The proposals would have seen the towering 38 metre tall gas holders torn down and replaced with the store, a café, restaurant and 100 car parking spaces.

The steel frames of the gas holders were built in the late 1800s but haven’t been used since the 1990s and were formally decommissioned in 2012 following changes in the way gas is stored.

The gas holders were designated as listed structures on October 25 at a meeting of Lewisham Council’s cabinet, but the looming Aldi construction threatened their future.

However the plans were rejected by the Lewisham planning committee at a meeting on November 23.

A petition with 640 signatures entitled “save the Bell Green Gas Holders” was submitted at a council meeting on July 17 by councillor Alan Hall.

Cllr Hall said: “On balance Lewisham Council’s Planning Committee have rejected the application to demolish the Bell Green Gas Holders.
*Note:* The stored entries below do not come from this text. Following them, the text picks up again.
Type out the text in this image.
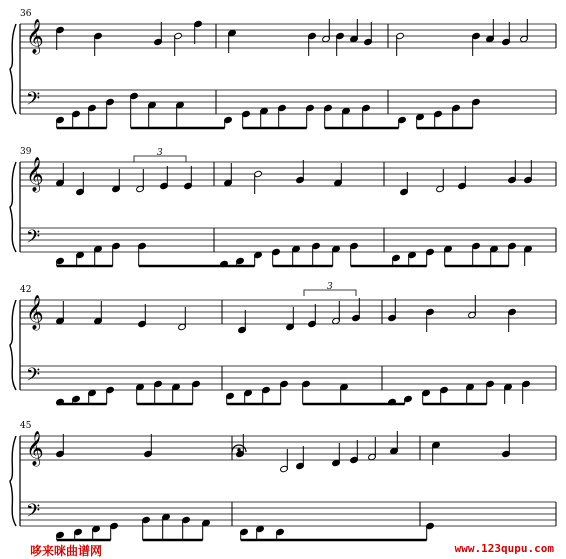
𝄞
𝄢
36
𝄞
𝄢
39	3
𝄞
𝄢
42	3
𝄞
𝄢
45
哆来咪曲谱网	www.123qupu.com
“Local residents were concerned about air quality, traffic and they were disappointed that the site had not been considered for housing.

“The Gas Holders survived bombing raids in WWII and they have survived a skirmish with Planning Committee C.”

A number of other local groups had protested against the plans because of the historical significance of the gas holders.

These include the Victorian Society, Sydenham Society, Forest Hill Society, and the Greater London Industrial Archaeology Society, the last of whom call the gas holders a “good examples of the early form of lattice guide frames”.

A number of other people however submitted letters of approval for the new scheme, saying the land currently attracts litter and fly-tipping and that it would be good to have a coffee shop and restaurant nearby.